Dec. 17, 2007 Doctors at the Universities of Nottingham and Leicester are collaborating in the use of a magnetic resonance technique to image and quantify the air spaces inside the lungs — and the results of their research may lead to a link between childhood disease and later degenerative lung disease.
There are relatively few centres around the world which have access to this particular magnetic resonance technique, which is based at The University of Nottingham. Researchers at the University of Leicester have recruited a cohort of 10,000 children — the largest to focus on respiratory illnesses in childhood. The two research groups have combined forces, with a joint grant from the Wellcome Trust.
The method relies on the fact that certain noble gases, which are relatively rare in the atmosphere and are very un-reactive, can be detected by magnetic resonance methods when hyper-polarized in a very strong laser beam.
Tests involve individuals inhaling a very small quantity — in this case 10ml or two teaspoons — of the hyperpolarized helium-3 gas. This technique provides the key to unlock a whole new area of research in the field of lung development.
This is quite different from the magnetic resonance scans that are now commonplace in British hospitals. However, all magnetic resonance techniques function without the use of radioactive substances or ionising radiation. They are thus very safe, have no known side effects and are ideal for research into childhood illness.
Professor John Owers-Bradley, of The University of Nottingham's School of Physics and Astronomy, said: “Nottingham's role is to undertake the MRI scans using hyperpolarised helium-3 gas and to develop software for analysis of the lung function data. Our colleagues in Leicester, led by Professor Mike Silverman, are providing a cohort of children and young people on whom a lot of data has been collected since early infancy and they are also performing the complementary lung function measurements.
“This combination of clinical and technical expertise of has created a very powerful partnership.”
The pulmonary alveolus is the most peripheral structure within the air spaces of the lung, in which the gases carbon dioxide and oxygen move between the air and the blood. There are said to be about 500 million alveoli in the adult lung, and they have a combined surface area equivalent to about one tennis court.

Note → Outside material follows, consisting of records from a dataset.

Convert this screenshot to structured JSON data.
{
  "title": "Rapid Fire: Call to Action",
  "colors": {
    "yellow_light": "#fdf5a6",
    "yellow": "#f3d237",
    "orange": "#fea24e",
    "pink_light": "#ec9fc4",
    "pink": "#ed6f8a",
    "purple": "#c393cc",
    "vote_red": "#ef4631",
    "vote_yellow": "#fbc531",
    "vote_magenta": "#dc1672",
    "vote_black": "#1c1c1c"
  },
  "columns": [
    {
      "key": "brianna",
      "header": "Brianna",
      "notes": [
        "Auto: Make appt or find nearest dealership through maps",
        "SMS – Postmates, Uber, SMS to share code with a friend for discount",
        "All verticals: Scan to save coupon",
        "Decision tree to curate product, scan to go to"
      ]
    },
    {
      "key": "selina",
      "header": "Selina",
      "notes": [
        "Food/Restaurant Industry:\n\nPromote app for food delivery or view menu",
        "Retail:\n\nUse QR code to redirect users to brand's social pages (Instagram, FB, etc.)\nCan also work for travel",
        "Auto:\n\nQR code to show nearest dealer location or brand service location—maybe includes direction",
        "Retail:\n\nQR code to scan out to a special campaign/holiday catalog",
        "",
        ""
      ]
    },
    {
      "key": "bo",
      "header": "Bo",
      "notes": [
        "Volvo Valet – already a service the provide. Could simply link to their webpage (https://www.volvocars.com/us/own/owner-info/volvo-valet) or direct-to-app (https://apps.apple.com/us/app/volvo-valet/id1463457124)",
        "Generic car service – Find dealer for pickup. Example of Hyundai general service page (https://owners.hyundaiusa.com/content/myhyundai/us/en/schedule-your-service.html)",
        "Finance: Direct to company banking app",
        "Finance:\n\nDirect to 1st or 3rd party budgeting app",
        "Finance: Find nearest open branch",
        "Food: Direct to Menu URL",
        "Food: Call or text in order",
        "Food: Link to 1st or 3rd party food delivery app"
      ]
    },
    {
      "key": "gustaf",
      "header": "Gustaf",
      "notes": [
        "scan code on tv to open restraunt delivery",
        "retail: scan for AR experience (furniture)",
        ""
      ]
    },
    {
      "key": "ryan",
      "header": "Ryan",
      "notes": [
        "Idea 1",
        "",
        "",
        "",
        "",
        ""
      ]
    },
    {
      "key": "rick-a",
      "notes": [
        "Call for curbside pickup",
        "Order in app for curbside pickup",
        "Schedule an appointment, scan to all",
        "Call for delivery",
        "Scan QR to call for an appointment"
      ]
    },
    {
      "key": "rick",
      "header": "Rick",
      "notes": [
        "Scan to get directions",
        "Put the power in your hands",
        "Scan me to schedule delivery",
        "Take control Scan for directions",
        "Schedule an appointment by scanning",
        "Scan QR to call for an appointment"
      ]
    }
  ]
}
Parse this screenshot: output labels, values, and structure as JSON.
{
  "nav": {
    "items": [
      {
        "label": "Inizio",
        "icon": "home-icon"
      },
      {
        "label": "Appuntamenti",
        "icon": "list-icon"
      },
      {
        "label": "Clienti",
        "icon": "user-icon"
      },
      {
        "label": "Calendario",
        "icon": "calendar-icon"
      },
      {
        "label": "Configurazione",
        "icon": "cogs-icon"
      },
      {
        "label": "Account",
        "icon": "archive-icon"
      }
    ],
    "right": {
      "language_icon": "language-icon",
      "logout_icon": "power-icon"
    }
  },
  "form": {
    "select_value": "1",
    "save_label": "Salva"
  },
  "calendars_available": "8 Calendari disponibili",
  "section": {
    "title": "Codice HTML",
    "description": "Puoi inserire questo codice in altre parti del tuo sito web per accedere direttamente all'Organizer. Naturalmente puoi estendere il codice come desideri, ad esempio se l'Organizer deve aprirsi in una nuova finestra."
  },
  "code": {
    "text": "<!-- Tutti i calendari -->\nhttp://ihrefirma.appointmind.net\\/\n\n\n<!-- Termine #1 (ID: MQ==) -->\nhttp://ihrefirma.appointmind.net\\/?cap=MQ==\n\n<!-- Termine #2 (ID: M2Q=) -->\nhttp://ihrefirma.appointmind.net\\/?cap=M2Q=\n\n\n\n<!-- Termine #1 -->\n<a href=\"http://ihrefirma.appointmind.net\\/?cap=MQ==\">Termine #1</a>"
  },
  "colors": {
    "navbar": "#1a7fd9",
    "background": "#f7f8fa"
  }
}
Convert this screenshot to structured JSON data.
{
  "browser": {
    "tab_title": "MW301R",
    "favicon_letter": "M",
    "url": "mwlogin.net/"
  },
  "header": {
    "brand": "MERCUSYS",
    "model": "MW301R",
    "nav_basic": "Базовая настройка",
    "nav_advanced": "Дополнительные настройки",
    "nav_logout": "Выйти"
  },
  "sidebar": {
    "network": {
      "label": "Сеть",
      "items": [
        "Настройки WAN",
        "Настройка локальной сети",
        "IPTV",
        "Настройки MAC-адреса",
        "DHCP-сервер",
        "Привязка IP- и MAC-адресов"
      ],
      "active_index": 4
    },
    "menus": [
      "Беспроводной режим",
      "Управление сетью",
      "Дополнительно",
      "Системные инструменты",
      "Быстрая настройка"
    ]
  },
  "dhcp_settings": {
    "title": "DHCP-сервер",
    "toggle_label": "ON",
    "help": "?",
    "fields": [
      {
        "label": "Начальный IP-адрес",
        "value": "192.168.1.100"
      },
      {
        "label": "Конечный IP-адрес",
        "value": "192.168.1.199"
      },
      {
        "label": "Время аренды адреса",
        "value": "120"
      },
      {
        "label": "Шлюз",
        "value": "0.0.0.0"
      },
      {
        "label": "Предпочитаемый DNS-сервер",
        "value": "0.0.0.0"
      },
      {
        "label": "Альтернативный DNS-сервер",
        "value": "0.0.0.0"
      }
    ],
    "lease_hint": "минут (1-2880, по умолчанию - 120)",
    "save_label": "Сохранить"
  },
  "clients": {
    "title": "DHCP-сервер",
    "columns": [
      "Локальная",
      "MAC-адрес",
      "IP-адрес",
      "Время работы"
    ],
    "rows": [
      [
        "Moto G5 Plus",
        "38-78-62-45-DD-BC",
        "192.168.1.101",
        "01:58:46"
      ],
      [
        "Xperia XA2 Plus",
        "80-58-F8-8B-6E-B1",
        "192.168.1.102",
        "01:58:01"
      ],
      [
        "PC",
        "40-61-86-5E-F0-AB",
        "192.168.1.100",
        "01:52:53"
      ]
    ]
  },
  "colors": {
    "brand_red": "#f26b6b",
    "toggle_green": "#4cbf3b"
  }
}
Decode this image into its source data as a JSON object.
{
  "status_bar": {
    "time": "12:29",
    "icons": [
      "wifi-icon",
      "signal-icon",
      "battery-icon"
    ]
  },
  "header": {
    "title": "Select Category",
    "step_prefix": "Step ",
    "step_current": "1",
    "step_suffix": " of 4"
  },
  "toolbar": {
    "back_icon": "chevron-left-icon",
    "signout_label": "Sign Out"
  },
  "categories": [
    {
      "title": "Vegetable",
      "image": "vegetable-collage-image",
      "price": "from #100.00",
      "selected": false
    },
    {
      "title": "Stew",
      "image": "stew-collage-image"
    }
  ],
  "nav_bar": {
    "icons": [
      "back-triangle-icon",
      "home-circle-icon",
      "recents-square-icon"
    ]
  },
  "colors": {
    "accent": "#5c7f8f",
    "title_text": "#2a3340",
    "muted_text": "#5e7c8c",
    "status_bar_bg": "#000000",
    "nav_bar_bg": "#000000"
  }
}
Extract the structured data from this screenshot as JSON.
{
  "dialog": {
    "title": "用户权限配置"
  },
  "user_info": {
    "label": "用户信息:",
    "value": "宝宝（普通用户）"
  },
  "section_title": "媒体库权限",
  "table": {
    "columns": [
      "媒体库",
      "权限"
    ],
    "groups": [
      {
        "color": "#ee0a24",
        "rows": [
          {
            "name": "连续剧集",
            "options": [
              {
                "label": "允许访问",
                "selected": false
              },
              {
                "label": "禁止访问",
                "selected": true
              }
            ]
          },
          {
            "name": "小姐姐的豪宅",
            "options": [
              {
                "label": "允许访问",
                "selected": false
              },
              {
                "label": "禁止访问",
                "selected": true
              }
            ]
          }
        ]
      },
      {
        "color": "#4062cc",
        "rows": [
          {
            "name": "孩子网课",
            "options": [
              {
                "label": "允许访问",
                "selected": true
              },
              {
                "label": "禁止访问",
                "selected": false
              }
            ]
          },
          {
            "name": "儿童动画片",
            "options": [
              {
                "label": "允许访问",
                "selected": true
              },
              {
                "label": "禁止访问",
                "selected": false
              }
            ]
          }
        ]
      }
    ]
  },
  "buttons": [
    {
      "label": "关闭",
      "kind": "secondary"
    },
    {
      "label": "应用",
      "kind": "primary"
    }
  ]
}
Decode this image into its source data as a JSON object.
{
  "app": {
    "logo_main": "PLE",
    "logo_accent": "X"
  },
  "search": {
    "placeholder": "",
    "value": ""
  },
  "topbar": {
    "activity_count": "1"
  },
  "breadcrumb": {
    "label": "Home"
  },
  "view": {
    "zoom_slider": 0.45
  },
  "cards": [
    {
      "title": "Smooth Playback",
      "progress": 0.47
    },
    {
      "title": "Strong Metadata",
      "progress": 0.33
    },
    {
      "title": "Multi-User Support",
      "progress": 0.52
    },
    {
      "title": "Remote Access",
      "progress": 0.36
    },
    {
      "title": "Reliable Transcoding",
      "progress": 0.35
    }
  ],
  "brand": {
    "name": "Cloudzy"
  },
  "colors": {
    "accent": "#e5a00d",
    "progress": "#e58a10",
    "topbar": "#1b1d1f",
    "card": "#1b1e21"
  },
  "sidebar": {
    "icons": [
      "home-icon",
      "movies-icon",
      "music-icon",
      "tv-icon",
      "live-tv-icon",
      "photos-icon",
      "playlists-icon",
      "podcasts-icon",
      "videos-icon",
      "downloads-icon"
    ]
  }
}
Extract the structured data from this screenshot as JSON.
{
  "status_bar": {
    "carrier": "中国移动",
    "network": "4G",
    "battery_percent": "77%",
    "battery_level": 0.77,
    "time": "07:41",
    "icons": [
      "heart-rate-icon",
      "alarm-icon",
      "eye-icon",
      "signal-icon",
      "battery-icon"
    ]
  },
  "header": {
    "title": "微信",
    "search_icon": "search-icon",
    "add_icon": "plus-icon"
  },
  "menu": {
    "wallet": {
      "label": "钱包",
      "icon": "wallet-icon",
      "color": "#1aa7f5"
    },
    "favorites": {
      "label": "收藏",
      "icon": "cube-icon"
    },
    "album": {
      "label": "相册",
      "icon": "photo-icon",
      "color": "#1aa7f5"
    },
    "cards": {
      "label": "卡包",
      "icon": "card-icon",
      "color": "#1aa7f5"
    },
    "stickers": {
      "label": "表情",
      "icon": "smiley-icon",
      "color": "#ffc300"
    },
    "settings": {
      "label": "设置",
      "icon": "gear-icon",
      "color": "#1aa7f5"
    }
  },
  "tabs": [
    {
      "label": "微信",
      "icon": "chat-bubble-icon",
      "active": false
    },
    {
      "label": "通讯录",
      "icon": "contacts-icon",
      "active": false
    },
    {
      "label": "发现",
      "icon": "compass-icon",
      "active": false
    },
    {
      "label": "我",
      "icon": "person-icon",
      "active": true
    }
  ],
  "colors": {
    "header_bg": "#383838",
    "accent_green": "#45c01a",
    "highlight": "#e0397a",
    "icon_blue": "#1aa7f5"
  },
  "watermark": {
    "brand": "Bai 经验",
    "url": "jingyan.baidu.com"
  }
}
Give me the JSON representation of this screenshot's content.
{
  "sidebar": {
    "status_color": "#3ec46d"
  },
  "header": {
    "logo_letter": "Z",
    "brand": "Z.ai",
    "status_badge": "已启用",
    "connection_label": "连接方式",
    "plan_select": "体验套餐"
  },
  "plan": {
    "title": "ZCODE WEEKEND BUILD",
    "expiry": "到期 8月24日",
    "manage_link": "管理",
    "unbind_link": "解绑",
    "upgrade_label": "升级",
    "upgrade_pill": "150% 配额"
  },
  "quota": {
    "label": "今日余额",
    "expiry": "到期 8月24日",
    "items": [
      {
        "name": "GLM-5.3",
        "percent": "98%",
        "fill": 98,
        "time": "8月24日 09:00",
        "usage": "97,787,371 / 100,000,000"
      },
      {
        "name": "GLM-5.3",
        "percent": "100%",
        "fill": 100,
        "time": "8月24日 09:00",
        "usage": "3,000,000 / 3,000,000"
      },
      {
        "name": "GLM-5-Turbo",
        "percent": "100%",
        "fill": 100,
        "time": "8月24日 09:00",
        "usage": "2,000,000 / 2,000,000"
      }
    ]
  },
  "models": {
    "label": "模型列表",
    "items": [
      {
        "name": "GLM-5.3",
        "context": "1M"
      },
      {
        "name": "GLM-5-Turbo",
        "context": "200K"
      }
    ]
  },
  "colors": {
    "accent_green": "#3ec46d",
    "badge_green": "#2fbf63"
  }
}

All the alveoli are formed by the age of three years, so early illnesses and exposures may leave children at risk of later lung disease.
COPD is chronic obstructive pulmonary disease, commonly known as chronic bronchitis and emphysema. This is a degenerative lung condition, enhanced by smoking, in adults beyond middle age.
Professor Owers-Bradley added: “We are seeking evidence that in young people and teenagers, the sensitive techniques that we are developing can detect differences in lung microstructure caused during fetal prenatal development, by early childhood disease or by environmental factors. For example, we have already observed the impact smoking and passive smoking on alveolar structure in an adult study which will now be extended to teenagers.
“We aim to establish a link between the health of the lungs during childhood and later degenerative lung disease (COPD) and then seek the specific factors — genetic or environmental — which lead to defective lung development.”